Bail given to suspects accused of renting out room at Mazar-e-Quaid

Residence engineer registers FIR against guards for renting room to couples.


Rizwan Shehzad February 25, 2014
According to the complainant, the guards were allegedly involved in enting the room to couples. PHOTO: ONLINE/FILE

KARACHI:


Three security guards were granted bail on Tuesday by a judicial magistrate in a case pertaining to their alleged involvement in renting out a room to couples at the Jinnah Mausoleum.


The details came to light when the team of ARY News programme, Sar-e-Aam, visited the mausoleum and found out that its administration was involved in renting out a room — the one in which Quaid-e-Azam Mohammad Ali Jinnah is buried — to couples.

A judicial magistrate in district East granted bail to the guards, Abdul Rasheed, Kamran and Muhammad Rashid, after they were produced before the court.

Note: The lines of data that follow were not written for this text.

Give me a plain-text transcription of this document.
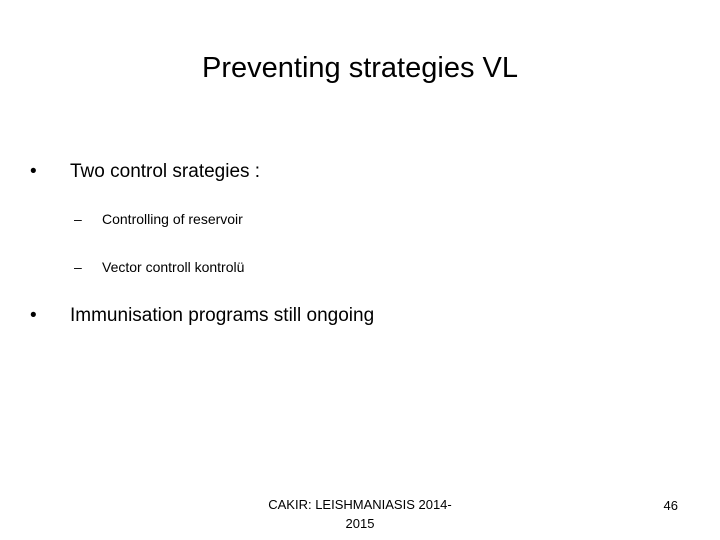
Preventing strategies VL
• Two control srategies :
– Controlling of reservoir
– Vector controll kontrolü
• Immunisation programs still ongoing
CAKIR: LEISHMANIASIS 2014-
2015
46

The police had arrested them after the residence engineer at Mazar-e-Quaid, Arif, registered a case, No.27/14, under section 8/10 of the Taqadus-e-Mazar-e-Quaid-e-Azam Muhammad Ali Jinnah Act, 1976, against the guards at the Brigade police station. According to the complainant, the guards were allegedly involved in renting the room to couples.

In his arguments, the defence counsel, Javaid Ahmed Chhatari, said that the offence was not a cognisable offence and the residence engineer having powers of a magistrate under the Act could have sent the suspects to jail if found involved in any such activities.

Chhatari said that the premises of the mausoleum were the federal government's property and that it was highly unlikely that a suspicious activity could take place under the tight security of the armed forces. The lawyer added that no person - even one belonging to the armed forces - is allowed to enter the mausoleum, alleging that the main reason for registering a complaint against the guards was because they had stopped a high-ranking policeman from entering the mausoleum with guards carrying weapons. He accused the residence engineer of concealing facts and registering the complaint on someone else's behest.

Published in The Express Tribune, February 26th, 2014.